Playing 4 games, then playing until a loss - expected number of losses Consider a game where you win with probability $p$. We play 5 such games, and if we win game number 5, we keep playing until we lose.
a) Find the expected number of games played
b) Find the expected number of games lost
Considering the a) part of problem, I defined X to be a random variable that measures number of games, starting at 5 (since we are sure the game is played at least 5 times) and came up with $$E(X) = \frac{5-4p}{1-p}$$
which appears to be correct.
I have no idea how to approach the second part of the problem.
The official solution states that it is the expected number of games played times the probability of loss, i.e. $E(X)\cdot(1-p) = 5-4p$ with no explanation whatsoever. So any sort of intuition or explanation (or an alternative solution) would be greatly appreciated.
$\bf{edit}$ I have arrived at E(X) by defining a discreet random variable with the following distribution
 $$X\sim \left( \begin{array}{ c c c }
 5 & 6 & 7 & ... & k \\ 
 1 - p & p(1-p) & p^2(1-p) & ...  & p^{k-5}(1-p)  
\end{array} \right)
$$
and applying the definition of expectation.
$\bf{edit 2}$ I tried defining a random variable $Y$ which measures the number of losses in first four games. So for 0 losses we must win every game, so the probability is p^4, etc. I arrived at the following distribution:
$$X\sim \left( \begin{array}{ c c c }
 0 & 1 & 2 & 3 & 4 \\ 
 p^4 & p^3(1-p) & p^2(1-p)^2 & p(1-p)^3  & (1-p)^4  
\end{array} \right)
$$
However the expectation of this variable doesn't match the solution $5-4p$. 
 A: Your expected number of losses is the expected number of losses in the first four games, plus the expected number of losses in all games played after the first four.
The number of losses in the first four games is binomially distributed with "success" probability $1-p$ and four trials. Thus, the expected number of losses in the first four games is $4(1-p)$. The expected number of losses in all games played after the first four is $1$. (Since you stop immediately after a loss.)
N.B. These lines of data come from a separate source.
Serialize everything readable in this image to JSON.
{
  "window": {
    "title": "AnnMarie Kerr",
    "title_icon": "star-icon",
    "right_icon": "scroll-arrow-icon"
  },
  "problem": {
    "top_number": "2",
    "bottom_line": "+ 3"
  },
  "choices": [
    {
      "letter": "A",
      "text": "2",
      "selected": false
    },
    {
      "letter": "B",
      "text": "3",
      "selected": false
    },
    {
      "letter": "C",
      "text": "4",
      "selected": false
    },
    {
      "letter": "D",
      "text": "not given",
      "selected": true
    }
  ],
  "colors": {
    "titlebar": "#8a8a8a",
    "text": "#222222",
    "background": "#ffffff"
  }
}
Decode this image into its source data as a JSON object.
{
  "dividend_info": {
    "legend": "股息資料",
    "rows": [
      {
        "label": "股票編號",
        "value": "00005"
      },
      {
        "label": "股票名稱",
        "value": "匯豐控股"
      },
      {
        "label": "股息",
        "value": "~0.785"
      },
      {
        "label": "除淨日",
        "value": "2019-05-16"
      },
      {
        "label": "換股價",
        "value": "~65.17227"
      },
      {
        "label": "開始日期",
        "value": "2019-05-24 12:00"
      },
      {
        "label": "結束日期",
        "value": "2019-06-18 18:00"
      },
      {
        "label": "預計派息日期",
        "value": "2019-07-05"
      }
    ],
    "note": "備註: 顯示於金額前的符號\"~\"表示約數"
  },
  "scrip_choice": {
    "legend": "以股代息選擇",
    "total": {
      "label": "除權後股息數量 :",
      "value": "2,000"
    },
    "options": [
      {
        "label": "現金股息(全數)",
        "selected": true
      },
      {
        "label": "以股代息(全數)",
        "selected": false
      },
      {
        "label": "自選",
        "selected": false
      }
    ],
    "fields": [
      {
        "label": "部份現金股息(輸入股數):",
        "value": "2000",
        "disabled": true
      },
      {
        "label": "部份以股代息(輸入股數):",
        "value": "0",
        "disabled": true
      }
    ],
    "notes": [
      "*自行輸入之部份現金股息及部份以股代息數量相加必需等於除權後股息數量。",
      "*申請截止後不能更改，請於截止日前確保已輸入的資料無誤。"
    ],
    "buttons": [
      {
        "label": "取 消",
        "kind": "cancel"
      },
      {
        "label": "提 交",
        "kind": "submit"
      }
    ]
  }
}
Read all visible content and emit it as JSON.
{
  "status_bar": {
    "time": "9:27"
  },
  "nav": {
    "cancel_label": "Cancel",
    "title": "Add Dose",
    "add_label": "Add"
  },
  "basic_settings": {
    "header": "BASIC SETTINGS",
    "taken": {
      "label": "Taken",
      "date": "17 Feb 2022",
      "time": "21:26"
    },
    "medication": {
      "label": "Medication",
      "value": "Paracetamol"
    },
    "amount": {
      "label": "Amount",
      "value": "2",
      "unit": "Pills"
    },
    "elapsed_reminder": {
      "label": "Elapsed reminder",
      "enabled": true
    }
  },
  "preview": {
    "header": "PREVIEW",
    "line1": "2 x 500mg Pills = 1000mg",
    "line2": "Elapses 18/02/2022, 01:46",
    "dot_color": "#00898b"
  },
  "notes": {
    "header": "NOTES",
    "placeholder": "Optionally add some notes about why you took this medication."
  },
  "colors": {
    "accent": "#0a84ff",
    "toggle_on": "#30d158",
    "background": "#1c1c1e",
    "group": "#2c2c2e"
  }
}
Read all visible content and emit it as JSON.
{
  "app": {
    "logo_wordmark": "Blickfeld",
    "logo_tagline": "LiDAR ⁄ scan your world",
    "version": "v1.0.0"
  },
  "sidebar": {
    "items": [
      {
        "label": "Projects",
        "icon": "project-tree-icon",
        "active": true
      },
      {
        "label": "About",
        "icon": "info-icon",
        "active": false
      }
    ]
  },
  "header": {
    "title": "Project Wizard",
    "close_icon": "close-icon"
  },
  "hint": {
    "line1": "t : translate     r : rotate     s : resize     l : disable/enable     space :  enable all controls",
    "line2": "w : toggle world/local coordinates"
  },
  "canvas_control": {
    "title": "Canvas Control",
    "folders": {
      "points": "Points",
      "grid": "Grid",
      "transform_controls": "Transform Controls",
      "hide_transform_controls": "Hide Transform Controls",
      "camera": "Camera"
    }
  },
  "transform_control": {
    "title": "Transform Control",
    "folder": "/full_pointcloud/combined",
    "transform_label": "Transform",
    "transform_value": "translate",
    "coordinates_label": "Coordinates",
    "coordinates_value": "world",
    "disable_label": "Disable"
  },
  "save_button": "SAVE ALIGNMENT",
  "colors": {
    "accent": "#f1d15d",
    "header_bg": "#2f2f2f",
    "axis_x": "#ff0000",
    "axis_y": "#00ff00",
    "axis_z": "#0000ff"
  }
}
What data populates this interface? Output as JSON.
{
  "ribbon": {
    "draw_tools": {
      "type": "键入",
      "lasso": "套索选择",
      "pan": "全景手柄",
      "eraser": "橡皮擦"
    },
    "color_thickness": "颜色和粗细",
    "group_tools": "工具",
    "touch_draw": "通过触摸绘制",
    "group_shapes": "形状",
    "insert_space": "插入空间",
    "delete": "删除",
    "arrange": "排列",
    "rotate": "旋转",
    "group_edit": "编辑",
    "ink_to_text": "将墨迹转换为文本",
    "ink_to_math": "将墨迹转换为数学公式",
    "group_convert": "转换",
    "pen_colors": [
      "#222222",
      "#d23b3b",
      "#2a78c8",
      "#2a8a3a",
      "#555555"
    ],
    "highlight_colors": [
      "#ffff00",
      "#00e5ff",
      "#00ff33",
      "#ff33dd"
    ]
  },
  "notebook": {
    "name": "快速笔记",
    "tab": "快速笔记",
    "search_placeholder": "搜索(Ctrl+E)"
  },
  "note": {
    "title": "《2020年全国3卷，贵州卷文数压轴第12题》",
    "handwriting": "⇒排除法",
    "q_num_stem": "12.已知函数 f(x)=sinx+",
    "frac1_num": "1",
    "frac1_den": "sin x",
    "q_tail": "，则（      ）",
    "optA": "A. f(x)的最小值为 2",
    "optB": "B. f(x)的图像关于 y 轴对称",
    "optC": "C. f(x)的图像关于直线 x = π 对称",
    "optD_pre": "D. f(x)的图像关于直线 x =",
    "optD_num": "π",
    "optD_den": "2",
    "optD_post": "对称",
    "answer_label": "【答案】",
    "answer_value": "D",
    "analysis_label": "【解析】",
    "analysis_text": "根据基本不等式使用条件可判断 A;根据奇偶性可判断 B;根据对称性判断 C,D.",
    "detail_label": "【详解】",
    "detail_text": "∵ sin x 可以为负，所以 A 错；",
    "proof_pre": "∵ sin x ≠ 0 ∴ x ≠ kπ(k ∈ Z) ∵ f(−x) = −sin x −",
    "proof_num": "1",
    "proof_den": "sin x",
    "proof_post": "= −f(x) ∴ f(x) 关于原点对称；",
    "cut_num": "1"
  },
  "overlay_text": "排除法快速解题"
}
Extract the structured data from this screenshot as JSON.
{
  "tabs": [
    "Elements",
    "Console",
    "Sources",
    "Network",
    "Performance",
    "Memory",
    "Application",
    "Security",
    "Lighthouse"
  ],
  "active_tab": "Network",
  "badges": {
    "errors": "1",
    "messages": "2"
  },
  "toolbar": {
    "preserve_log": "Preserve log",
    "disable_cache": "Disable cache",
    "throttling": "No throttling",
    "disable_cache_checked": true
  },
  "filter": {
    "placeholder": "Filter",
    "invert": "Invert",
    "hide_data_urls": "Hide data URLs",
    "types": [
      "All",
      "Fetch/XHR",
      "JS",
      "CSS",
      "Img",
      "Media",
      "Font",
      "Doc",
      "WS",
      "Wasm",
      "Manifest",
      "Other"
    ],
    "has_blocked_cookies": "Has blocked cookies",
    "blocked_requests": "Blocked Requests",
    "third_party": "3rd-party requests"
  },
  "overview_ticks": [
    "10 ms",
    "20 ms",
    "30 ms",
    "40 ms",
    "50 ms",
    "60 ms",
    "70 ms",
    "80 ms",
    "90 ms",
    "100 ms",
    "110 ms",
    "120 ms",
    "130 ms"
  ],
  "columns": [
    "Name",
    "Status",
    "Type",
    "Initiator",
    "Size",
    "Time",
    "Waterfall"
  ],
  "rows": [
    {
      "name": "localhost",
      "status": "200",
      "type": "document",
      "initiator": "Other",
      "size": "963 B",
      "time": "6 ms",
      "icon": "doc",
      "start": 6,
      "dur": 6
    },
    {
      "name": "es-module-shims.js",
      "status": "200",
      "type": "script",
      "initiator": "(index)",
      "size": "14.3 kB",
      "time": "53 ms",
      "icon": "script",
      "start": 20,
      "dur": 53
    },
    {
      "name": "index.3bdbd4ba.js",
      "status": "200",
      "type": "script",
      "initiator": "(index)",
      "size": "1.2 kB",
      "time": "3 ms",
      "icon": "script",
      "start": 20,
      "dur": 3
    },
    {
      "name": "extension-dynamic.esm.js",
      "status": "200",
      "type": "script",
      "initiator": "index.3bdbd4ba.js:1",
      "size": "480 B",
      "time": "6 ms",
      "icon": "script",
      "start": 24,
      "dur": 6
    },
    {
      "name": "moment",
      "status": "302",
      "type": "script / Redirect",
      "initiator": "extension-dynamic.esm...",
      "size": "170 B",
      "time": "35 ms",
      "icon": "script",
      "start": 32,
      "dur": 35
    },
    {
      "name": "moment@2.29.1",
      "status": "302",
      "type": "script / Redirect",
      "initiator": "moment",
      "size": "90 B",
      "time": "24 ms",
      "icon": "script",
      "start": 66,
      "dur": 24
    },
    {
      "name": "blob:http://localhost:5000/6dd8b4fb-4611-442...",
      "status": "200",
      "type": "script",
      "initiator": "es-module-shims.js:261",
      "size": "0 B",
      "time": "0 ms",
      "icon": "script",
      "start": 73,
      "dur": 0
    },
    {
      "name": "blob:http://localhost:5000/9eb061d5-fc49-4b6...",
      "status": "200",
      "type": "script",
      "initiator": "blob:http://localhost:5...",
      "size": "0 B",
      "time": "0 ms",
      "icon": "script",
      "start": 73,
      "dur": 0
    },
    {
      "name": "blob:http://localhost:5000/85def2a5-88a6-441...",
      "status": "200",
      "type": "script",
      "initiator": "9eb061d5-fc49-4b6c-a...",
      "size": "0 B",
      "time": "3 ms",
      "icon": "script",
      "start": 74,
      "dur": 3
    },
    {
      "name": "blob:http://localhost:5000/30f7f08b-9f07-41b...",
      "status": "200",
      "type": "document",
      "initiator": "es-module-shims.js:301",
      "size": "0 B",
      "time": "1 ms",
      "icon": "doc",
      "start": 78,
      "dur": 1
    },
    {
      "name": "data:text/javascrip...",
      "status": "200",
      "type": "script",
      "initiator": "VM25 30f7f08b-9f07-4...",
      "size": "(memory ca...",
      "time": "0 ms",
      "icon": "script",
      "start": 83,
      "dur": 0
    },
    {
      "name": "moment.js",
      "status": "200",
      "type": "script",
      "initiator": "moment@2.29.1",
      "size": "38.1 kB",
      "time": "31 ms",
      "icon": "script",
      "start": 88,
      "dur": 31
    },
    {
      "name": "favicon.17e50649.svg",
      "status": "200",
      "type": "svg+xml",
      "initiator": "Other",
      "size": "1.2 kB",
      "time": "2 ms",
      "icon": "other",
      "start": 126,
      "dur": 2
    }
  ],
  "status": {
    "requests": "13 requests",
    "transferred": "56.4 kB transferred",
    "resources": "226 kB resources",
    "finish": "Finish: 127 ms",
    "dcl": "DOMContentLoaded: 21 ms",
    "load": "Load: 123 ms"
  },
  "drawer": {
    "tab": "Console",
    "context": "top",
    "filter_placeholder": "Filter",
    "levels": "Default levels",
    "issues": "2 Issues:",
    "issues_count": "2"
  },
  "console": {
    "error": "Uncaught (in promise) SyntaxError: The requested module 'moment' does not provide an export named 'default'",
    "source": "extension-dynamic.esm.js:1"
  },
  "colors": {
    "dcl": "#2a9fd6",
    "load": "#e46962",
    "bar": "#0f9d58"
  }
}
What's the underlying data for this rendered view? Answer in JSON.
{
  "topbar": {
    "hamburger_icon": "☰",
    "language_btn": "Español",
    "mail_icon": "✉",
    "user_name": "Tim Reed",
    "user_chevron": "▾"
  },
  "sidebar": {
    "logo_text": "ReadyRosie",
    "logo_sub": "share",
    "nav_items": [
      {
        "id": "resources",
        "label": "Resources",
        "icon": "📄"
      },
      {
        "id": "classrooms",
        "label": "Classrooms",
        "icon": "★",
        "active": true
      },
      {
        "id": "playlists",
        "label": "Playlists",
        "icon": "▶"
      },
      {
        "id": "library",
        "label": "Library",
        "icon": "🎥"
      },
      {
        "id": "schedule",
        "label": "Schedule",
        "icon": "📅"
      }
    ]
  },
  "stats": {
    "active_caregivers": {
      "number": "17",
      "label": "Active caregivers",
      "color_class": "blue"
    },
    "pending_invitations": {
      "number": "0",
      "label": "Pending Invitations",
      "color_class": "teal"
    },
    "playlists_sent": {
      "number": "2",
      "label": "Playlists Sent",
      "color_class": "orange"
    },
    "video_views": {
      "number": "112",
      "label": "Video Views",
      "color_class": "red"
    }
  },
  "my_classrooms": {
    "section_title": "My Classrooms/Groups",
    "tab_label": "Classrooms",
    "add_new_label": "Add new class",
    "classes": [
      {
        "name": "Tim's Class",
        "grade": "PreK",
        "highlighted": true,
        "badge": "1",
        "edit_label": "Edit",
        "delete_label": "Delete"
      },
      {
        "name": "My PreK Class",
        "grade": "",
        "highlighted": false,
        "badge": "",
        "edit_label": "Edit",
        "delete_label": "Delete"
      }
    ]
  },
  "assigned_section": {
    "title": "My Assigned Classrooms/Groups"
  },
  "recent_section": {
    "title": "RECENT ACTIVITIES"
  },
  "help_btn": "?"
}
Hence, the expected number of losses is
$$ 4(1-p) + 1 = 5 - 4p. $$
A: Another answer has already derived the expected number of losses in an elementary manner. To derive the same result in the manner in which the official solution derives it, apply the general version of Wald's identity. You have an infinite sequence of (i.i.d.) binary random variables $X_n$ that take the value $1$ for a loss and the value $0$ for a win, as well as a random number $N$ of them that you sum, and they satisfy the premises of the identity. In particular, even though $N$ is not independent of the $X_n$ (as required for the basic version of the identity), we have
$$
\mathsf E\left[X_n1_{\{N\ge n\}}\right]=\mathsf E\left[X_n\right]\mathsf P(N\ge n)\;.
$$
Thus, the expected number of losses is the expected number of games played times the probability of a loss.